This week for Flora and Fauna Friday we have a hardy, high-climbing liana with a much celebrated southern fruit: Muscadine (Vitis rotundifolia).
Muscadine is a native species of grape found throughout the Southeast. It’s one of five species of grape native to the Lowcounty. Some of those grape species can be tricky to tell apart but, thankfully, Muscadine is by far the easiest of the bunch to pick out. Muscadine has round leaves with a coarsely serrate sawtooth margin and a glossy, smooth surface. That roughly round shape, hairless surface, and their smaller size compared to other grapes makes their leaves the fastest way to ID the species. Their vines have a furrowed bark with a warm reddish-brown color.

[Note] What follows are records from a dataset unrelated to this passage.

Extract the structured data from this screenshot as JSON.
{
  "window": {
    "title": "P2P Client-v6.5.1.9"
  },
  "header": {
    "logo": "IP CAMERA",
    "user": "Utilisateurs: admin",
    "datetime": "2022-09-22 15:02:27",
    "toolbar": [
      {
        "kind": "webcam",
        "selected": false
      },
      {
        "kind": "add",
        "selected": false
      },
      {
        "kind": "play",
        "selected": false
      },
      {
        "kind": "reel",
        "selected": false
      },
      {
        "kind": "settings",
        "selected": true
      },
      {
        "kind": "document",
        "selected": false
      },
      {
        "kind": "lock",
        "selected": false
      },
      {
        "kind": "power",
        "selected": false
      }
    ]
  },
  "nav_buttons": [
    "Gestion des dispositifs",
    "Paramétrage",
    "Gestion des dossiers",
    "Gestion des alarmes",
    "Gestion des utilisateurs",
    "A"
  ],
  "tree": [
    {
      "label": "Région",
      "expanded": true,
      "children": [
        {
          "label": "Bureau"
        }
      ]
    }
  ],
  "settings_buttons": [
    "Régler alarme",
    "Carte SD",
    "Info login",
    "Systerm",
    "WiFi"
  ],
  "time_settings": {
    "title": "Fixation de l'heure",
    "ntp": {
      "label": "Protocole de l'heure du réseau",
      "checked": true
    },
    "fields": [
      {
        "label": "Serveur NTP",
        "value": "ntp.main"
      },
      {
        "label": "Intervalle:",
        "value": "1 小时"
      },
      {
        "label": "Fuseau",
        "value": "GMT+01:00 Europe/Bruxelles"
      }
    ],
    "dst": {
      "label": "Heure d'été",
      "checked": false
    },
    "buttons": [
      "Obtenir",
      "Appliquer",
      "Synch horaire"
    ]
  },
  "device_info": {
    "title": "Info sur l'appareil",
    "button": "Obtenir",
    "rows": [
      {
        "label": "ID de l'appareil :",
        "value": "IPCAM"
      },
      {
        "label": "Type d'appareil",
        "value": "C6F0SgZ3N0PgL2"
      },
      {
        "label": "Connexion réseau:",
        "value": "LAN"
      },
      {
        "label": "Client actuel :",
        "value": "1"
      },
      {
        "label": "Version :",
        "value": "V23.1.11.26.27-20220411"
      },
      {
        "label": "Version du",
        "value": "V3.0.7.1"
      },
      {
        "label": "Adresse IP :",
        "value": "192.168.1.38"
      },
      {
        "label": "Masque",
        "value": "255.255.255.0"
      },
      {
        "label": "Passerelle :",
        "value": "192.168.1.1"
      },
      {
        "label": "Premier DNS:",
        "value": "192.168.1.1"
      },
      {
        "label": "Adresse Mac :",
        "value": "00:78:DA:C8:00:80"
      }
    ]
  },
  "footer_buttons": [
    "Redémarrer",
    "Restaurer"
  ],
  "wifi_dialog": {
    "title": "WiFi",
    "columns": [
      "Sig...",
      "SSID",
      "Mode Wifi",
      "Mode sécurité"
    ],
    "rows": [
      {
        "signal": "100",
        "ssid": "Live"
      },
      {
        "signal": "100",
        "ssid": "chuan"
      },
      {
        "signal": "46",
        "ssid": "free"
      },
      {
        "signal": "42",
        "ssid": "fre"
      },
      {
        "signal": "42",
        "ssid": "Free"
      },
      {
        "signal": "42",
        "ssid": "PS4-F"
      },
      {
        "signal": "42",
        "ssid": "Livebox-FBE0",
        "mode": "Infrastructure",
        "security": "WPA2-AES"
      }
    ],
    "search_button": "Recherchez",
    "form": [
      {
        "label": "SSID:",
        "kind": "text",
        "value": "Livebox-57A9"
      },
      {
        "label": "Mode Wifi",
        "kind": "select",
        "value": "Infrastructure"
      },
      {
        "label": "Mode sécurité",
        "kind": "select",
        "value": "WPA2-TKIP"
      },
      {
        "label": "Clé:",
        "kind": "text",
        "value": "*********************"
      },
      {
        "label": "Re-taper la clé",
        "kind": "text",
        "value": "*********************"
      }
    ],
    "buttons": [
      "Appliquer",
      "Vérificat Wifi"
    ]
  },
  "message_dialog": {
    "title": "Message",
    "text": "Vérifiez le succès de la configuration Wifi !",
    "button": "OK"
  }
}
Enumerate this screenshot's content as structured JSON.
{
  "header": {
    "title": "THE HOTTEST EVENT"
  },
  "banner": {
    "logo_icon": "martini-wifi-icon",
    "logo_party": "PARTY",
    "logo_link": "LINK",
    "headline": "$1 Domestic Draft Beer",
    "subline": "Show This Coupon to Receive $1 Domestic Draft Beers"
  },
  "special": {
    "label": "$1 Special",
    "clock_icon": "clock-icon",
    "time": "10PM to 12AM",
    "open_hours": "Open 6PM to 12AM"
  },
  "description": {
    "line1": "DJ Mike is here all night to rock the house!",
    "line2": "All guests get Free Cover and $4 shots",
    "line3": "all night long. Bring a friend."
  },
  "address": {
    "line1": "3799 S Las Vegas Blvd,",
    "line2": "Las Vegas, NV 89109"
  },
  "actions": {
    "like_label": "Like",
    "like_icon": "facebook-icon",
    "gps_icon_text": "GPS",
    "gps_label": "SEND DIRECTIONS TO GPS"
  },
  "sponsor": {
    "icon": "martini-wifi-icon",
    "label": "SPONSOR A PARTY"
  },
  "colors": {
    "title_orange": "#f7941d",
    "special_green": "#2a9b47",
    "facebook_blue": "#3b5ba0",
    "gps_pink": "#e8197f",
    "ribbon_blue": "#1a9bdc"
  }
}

Muscadines and our other native Grapes climb with tendrils that wrap around twigs and small stems. They eventually dry into a death grip on whatever they’ve ensnared. Grapes climb up tree trunks and into the canopy, sometimes overtaking their host’s crown. The base of the vine thickens with age and grows outward, like a tree but slower. Over time as the vines grow and, as new tendrils form towards the tip of the vine, old tendrils snap and fall away. The thickening of the vine and shedding of old tendrils causes Grape vines to droop from slack and gravity over time, especially under broad trees like Live Oaks. As the flexible vines settle back towards Earth, they take on a gnarled, twisted form. Like a stiff rope falling back on itself, the vines twist, corkscrew, and interweave with each other. Eventually this shape solidifies as the stem ages. If one of those stems touches dirt, it will root. Sometimes, they don’t even need to touch the ground to root. Muscadines are prone to air rooting when the base of their stem is cut, they experience vascular damage, or sometimes they just do it spontaneously. Cinnamon-red roots dangle down from a vine, which may be ten feet or more high, until they touch the ground. Any root that touches soil will continue growing down and out to form an extra trunk for the vine. Muscadine is an aggressive vine. They can often grow forty or more feet up a tree and then spread across and out its canopy to smother its neighbors. To support this vigorous growth, they need to move a lot of water. If you’ve ever cut an old grape vine off of a tree, you’ve seen that the stump will seep water almost instantly like a spring. Sometimes they’ll weep for weeks on end. Their aggressive growth can be quite damaging to trees from the sheer mass of wood and water they pile up on to it. Yet Muscadine can be a boon for wildlife, and people when cultivated.
Muscadines are best known for their fruit. Wild Muscadines are dioecious, meaning there are male and female vines. Only female vines produce fruit. Grapes are botanically classified as a berry, having multiple seeds inside one soft fruit. Muscadine’s fruits are borne in clusters of just a few and have a thick rind, large seeds, and an exquisite flavor that can’t easily be put into words. Wild Muscadine grapes ripen towards the end of summer and are perfectly edible (and tasty) to humans, as well as turkeys, quail, deer, foxes, raccoon, orioles, mockingbirds, and many other species of mammal and bird. Muscadines have long been cultivated in the southeast and have been selected to create self-pollinating varieties with bigger fruits as well as the pale-colored Muscadines we know as Scuppernongs. The difference between Scuppernongs and Muscadines is a little more technical and specific than that but we’ll stick to just that generic distinction today.